Interesting, I went the other way around, I’ve worked almost exclusively in a DAW environment for a long time (since Cakewalk!) and I’m now making the jump to nonDAW to limit myself and kickstart creativity from those limitations. I just felt overwhelmed with the possibilities, and the creative process I’ve come to enjoy is more improv, expressive etc.

I’ve started with a DT, and I hope to expand from there. I still use iOS to record).

Yeah I plan to limit myself when I’m in the DAW somewhat, I used to baffle myself with possibilities for a while but sort of calmed down a bit in the last year before I went OTB. I think for me I realised it was the process and the application rather than trying to gel together as many sounds as possible, hope it works out for you!
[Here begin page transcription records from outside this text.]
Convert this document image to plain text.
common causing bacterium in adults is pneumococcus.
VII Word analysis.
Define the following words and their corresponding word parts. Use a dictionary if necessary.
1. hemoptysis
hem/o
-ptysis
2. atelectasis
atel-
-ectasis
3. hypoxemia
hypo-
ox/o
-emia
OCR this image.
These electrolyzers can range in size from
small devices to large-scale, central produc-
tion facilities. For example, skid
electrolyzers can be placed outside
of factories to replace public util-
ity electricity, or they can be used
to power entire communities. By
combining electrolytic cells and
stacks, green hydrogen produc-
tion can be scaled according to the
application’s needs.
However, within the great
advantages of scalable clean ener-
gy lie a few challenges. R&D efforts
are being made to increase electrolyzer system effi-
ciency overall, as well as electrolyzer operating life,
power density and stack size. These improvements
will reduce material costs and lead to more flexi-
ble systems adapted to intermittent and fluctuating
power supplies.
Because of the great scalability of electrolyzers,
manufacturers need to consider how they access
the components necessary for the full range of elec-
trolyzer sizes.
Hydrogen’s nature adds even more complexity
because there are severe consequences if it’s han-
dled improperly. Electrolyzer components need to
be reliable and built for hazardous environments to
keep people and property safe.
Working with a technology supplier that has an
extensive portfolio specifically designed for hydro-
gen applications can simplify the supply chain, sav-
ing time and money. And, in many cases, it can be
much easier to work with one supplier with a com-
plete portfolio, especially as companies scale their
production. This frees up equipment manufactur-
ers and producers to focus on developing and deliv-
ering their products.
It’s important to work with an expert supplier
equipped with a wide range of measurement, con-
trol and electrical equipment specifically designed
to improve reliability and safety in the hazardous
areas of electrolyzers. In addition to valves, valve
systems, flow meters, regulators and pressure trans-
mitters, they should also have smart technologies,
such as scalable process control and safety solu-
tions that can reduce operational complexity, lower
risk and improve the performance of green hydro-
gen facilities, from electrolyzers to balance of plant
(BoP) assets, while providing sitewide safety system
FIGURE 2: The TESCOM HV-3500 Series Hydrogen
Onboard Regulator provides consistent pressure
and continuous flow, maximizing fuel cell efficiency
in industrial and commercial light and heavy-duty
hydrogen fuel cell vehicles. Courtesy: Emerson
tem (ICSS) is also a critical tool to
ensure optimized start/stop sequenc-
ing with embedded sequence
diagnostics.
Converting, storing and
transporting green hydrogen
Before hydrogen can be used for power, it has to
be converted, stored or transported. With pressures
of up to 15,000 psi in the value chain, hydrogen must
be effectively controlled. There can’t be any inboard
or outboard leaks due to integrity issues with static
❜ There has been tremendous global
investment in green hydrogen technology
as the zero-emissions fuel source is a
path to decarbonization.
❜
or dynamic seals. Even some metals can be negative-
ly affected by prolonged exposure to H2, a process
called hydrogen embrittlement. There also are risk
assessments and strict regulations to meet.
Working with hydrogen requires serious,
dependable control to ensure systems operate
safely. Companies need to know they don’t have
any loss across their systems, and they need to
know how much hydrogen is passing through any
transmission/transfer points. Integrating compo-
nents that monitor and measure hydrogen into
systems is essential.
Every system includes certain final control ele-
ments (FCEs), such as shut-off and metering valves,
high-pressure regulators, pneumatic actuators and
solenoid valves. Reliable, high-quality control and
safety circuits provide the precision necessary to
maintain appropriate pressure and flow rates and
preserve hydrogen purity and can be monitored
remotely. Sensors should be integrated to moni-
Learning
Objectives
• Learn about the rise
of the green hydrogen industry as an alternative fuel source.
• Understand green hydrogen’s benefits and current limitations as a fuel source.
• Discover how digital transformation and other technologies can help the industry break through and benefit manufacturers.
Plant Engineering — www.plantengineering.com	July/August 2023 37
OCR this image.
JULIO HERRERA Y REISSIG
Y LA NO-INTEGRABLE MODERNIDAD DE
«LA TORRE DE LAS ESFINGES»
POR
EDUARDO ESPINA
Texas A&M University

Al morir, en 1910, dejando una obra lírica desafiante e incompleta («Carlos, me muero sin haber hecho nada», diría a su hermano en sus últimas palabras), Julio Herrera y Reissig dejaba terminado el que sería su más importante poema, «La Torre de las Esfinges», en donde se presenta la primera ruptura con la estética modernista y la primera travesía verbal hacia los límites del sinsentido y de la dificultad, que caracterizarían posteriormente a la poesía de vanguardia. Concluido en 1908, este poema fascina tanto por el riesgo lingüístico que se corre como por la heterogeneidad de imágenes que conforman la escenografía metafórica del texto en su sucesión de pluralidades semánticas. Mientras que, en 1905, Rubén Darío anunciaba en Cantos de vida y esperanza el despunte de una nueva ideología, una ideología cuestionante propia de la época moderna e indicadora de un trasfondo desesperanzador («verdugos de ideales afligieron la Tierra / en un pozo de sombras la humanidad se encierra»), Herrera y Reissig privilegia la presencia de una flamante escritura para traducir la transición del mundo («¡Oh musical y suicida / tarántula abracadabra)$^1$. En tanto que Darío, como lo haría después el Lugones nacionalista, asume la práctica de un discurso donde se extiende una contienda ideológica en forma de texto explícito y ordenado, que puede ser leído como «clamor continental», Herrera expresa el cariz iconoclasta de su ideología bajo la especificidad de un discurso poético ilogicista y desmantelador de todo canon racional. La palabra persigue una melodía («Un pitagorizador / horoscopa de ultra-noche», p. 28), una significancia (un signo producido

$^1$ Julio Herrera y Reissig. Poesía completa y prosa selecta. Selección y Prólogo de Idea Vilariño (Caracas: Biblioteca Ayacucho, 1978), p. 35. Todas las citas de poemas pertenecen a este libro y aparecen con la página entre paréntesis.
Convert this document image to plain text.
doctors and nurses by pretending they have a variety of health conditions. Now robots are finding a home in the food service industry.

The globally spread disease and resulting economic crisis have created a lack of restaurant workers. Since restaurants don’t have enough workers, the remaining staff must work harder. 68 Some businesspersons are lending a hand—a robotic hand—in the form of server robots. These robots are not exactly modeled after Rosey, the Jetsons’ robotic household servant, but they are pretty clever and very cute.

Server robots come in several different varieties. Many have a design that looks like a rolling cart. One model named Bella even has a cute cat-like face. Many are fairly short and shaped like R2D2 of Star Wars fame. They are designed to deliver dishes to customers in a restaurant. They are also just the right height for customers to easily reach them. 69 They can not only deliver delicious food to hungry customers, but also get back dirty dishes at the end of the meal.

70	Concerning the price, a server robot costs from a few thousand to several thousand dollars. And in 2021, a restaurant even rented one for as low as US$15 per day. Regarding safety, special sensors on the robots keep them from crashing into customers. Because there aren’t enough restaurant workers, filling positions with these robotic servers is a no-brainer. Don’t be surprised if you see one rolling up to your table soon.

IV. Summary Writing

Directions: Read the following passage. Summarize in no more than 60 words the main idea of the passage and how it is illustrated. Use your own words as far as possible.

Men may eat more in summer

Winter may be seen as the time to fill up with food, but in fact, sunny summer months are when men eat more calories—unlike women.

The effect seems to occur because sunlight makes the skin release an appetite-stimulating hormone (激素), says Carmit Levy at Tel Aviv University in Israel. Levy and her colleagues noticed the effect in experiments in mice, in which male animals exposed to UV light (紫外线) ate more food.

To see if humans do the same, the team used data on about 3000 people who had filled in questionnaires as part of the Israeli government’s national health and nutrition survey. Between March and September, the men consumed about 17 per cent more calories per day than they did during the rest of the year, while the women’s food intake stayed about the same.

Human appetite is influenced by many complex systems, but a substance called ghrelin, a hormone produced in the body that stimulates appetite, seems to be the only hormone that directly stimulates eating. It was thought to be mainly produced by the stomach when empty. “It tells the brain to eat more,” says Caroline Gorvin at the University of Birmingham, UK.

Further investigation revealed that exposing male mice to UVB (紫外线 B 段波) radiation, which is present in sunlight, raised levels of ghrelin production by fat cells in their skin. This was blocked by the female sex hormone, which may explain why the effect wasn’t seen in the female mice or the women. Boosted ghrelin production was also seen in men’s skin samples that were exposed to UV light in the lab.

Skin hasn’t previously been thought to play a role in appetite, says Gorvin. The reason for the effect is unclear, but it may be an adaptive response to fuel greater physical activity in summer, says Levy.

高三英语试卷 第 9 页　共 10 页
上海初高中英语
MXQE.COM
I’m in the process of selling off pretty much all my hardware. Whilst the synths were fun, I realised that I never actually finished anything that I was happy with and always had to bring the sounds into the computer in order to get the sound I wanted. I recently bought a Maschine mk3 and I’m enjoying that workflow atm. I might keep one hardware synth as a bread and butter sound module as it is more fun to turn knobs that click a mouse, but not by much (for me anyway). Ultimately though, whether i have hardware or am itb, it comes down to me and I must stop procrastinating in order to be productive. I need to put in the time to have a fun and effective workflow.